Vice-presidente do Bovespa investigado por alegados crimes de «lavagem de dinheiro»
O vice-presidente da Bolsa de Valores de São Paulo (Bovespa), Eduardo Brenner está a ser alvo de uma investigação da Comissão de Valores Mobiliários por alegado desrespeito às regras de crimes de «lavagem de dinheiro ou ocultação de bens, direitos e valor
O vice-presidente da Bolsa de Valores de São Paulo (Bovespa), Eduardo Brenner está a ser alvo de uma investigação da Comissão de Valores Mobiliários por alegado desrespeito às regras de crimes de «lavagem de dinheiro ou ocultação de bens, direitos e valores.
Segundo o «Folha Online», Brenner é sócio da Hedging-Griffo, considerada a corretora independente, com maior negociação na Bovespa e BM&F (Bolsa de Mercadorias & Futuros).
Brenner e a sua corretora aparecem como «únicos indiciados» no processo identificado como «SP2003/0070», que cita irregularidades na elaboração de cadastro de clientes.
A Lei nº 9.613, de 3 de Março de 1998, obriga instituições financeiras a manterem cadastros de clientes e registros de transacções financeiras por um prazo mínimo de cinco anos.
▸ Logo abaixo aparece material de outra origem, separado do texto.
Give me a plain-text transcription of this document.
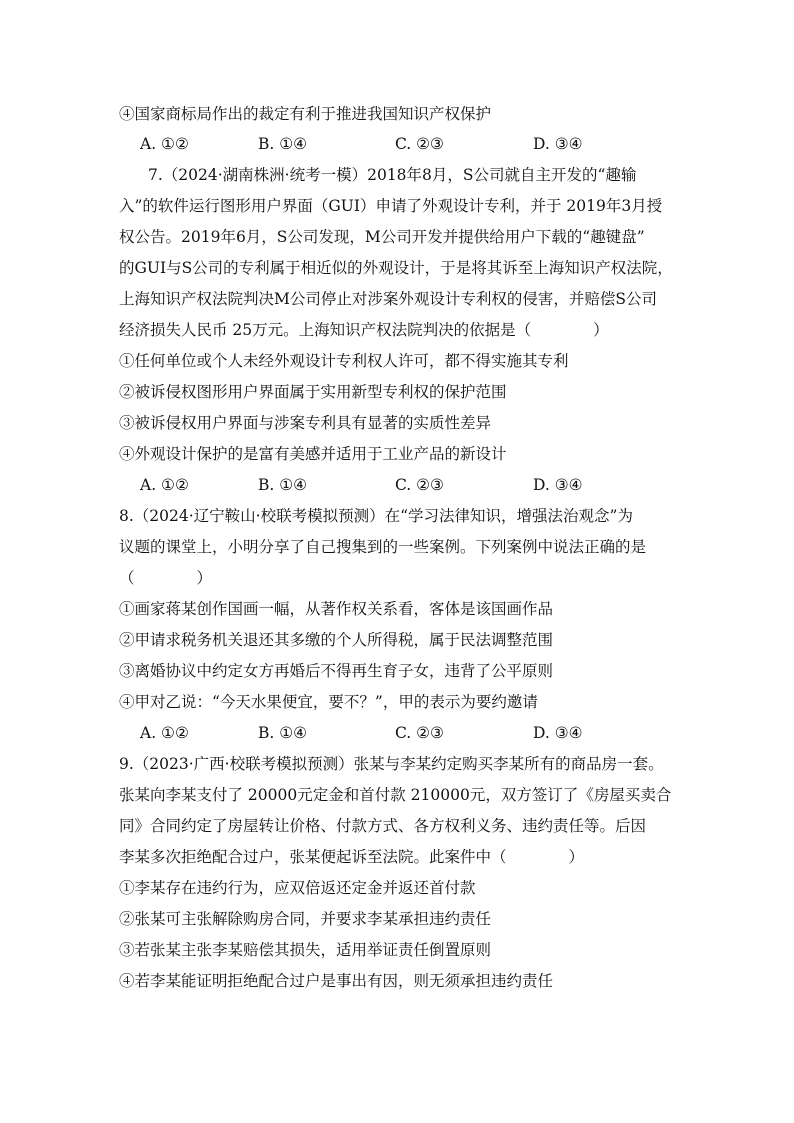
④国家商标局作出的裁定有利于推进我国知识产权保护
A. ①②	B. ①④	C. ②③	D. ③④
7.（2024·湖南株洲·统考一模）2018年8月，S公司就自主开发的“趣输
入”的软件运行图形用户界面（GUI）申请了外观设计专利，并于 2019年3月授
权公告。2019年6月，S公司发现，M公司开发并提供给用户下载的“趣键盘”
的GUI与S公司的专利属于相近似的外观设计，于是将其诉至上海知识产权法院，
上海知识产权法院判决M公司停止对涉案外观设计专利权的侵害，并赔偿S公司
经济损失人民币 25万元。上海知识产权法院判决的依据是（　　　　）
①任何单位或个人未经外观设计专利权人许可，都不得实施其专利
②被诉侵权图形用户界面属于实用新型专利权的保护范围
③被诉侵权用户界面与涉案专利具有显著的实质性差异
④外观设计保护的是富有美感并适用于工业产品的新设计
A. ①②	B. ①④	C. ②③	D. ③④
8.（2024·辽宁鞍山·校联考模拟预测）在“学习法律知识，增强法治观念”为
议题的课堂上，小明分享了自己搜集到的一些案例。下列案例中说法正确的是
（　　　　）
①画家蒋某创作国画一幅，从著作权关系看，客体是该国画作品
②甲请求税务机关退还其多缴的个人所得税，属于民法调整范围
③离婚协议中约定女方再婚后不得再生育子女，违背了公平原则
④甲对乙说：“今天水果便宜，要不？”，甲的表示为要约邀请
A. ①②	B. ①④	C. ②③	D. ③④
9.（2023·广西·校联考模拟预测）张某与李某约定购买李某所有的商品房一套。
张某向李某支付了 20000元定金和首付款 210000元，双方签订了《房屋买卖合
同》合同约定了房屋转让价格、付款方式、各方权利义务、违约责任等。后因
李某多次拒绝配合过户，张某便起诉至法院。此案件中（　　　　）
①李某存在违约行为，应双倍返还定金并返还首付款
②张某可主张解除购房合同，并要求李某承担违约责任
③若张某主张李某赔偿其损失，适用举证责任倒置原则
④若李某能证明拒绝配合过户是事出有因，则无须承担违约责任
O objectivo desse procedimento é prevenir o uso do sistema financeiro para a prática de crimes de «lavagem» de dinheiro ou ocultação de bens, direitos e valores.
Segundo a CVM, a corretora infringiu as regras previstas na instrução nº 301, de 16 de Abril de 1999, que regulou artigos da lei.
Segundo o despacho do superintendente de relações com o mercado da CVM, Roberto Tadeu Antunes Fernandes, Brenner já foi advertido e recebeu um prazo para sanar o problema.
Brenner, segundo aquele órgão de comunicação social, informou que já apresentou defesa à CVM, cujo prazo terminou na sexta-feira passada.
O vice-presidente da Bovespa disse que algumas fichas de clientes foram preenchidas com dados considerados insuficientes pela CVM, mas que «acredita que terá sucesso» na sua defesa.
Ao responsável podem ser aplicadas as punições previstas na lei, entre elas a advertência, multa de até 200 mil euros (57,92 mil euros), proibição de ocupar cargo de administrador e cassação de autorização para funcionamento da instituição.